Ein Kostenerstattungsanspruch würde sich auch nicht aus § 13 Abs. 3 Satz 1 Fall 1 SGB V ergeben, weil die durchgeführte Behandlung nicht unaufschiebbar war. Dies ist dann der Fall, wenn eine Leistungserbringung im Zeitpunkt ihrer tatsächlichen Durchführung so dringlich ist, dass aus medizinischer Sicht keine Möglichkeit eines nennenswerten zeitlichen Aufschubs bis zur Entscheidung der Krankenkasse mehr besteht (BSG, Urteil vom 14. Dezember 2006 - B 1 KR 8/06 R - juris Rn. 23). Anhaltspunkte für eine besondere Dringlichkeit der Leistung zum Zeitpunkt ihrer tatsächlichen Durchführung sind nicht erkennbar. Sie folgen insbesondere nicht aus den ärztlichen Stellungnahmen des Universitätsklinikums H-E vom 27. April 2016 und der CG L GmbH vom 18. April 2016. Dass aus beiden Stellungnahmen hervorgeht, dass die Klägerin bei fehlender entscheidender Befundbesserung durch konservative Maßnahmen wie Lymphdrainage und der Verwendung von Kompressionen von den Liposuktionen im Sinne einer Beschwerdelinderung bzw. einer Schmerzlosigkeit profitieren könne, genügt für eine Unaufschiebbarkeit einer Leistung allein nicht.
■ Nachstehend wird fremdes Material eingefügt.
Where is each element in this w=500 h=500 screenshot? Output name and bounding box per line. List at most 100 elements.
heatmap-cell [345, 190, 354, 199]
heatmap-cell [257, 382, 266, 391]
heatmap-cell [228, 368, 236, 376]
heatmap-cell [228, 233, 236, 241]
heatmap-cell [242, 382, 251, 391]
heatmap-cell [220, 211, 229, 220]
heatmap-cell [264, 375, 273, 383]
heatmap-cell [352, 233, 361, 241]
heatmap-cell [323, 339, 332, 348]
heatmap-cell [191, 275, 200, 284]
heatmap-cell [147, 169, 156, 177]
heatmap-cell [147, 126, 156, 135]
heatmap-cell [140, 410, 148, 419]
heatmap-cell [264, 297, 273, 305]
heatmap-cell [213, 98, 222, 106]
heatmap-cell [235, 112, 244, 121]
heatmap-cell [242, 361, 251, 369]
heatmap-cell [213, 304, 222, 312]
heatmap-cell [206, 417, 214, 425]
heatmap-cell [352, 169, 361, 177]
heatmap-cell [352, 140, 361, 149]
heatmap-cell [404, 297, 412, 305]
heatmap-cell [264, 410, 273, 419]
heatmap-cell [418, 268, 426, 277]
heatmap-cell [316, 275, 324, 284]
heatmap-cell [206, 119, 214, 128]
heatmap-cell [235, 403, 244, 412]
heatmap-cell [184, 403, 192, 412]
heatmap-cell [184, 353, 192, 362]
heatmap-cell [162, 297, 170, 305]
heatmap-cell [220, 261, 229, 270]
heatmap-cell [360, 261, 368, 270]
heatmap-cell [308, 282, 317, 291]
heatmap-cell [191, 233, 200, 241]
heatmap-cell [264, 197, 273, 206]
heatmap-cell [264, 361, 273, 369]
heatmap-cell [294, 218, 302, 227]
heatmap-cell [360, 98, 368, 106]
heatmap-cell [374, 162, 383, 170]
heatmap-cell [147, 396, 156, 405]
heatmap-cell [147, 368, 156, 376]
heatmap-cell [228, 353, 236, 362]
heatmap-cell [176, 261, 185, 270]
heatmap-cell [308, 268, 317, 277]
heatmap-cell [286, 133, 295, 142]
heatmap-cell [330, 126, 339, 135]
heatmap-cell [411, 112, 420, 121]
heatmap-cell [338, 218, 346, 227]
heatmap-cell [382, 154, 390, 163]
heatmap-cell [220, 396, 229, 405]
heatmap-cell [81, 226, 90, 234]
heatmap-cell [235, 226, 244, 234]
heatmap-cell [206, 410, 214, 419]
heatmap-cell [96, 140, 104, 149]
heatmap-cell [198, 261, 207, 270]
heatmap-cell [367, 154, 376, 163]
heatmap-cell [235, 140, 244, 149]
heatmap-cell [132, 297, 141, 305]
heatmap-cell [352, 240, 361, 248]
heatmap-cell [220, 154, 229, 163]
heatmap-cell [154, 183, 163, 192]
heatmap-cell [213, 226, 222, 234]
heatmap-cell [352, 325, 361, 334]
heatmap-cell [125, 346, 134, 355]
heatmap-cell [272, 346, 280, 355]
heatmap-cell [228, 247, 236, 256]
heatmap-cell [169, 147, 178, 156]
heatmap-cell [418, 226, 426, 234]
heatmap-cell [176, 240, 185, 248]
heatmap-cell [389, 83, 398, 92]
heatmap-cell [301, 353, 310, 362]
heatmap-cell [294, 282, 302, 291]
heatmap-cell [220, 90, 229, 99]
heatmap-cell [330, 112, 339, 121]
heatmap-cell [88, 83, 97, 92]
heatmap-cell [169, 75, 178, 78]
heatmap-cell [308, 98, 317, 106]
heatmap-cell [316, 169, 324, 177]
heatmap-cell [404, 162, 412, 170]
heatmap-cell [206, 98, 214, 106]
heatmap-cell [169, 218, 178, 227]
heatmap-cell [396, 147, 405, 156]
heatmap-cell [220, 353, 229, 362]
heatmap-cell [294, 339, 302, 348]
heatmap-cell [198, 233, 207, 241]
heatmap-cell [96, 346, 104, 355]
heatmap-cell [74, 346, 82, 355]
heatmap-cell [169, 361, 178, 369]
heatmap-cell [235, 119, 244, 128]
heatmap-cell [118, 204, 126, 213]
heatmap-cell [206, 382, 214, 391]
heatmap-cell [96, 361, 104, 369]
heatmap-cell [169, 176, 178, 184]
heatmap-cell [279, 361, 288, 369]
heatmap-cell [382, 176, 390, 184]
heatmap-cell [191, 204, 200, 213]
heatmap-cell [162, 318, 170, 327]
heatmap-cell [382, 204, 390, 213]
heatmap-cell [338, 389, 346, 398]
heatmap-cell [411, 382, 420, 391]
Es ist bereits zweifelhaft, ob die Liposuktion im Vorfeld einer im MDK-Gutachten vom 4. Juni 2016 dringend empfohlenen Gewichtsreduktion bei festgestellter Adipositas der Klägerin mit einem BMI von 40,8 kg/m² überhaupt medizinisch indiziert sein konnte. Insoweit ist auf die inzwischen erlassene Richtinline des GBA auf Grundlage des § 136 Abs. 1 Satz 1 Nr. 2 SGB V über Maßnahmen zur Qualitätssicherung bei Verfahren der Liposuktion bei Lipödem im Stadium III in der Fassung vom 19. September 2019 (im Folgenden: Richtlinie) zu verweisen, wonach die Liposuktion im Stadium III - bei der Klägerin wurde „nur“ das Stadium II festgestellt - mittlerweile eine zunächst bis 31. Dezember 2024 befristete Leistung der GKV sein kann, deren Voraussetzungen die Klägerin vor der Liposuktionsbehandlung nicht erfüllt hätte. Danach darf die Liposuktion zur Behandlung des Lipödems zu Lasten der Krankenkassen nur eingesetzt werden, wenn das Vorliegen eines Lipödems im Stadium III diagnostiziert ist und die Indikation für eine Liposuktion gestellt wurde (§ 4 Abs. 1 Satz 1 der Richtlinie), wobei bei einem BMI ab 40kg/m², den die Klägerin vor den Behandlungen aufwies, keine Liposuktion durchgeführt werden soll (§ 4 Abs. 4 der Richtlinie). 

 

Die Kostenentscheidung beruht auf § 193 SGG.

 

Die Revision ist nicht zuzulassen, da Gründe hierfür (vgl. § 160 Abs. 2 SGG) nicht vorliegen.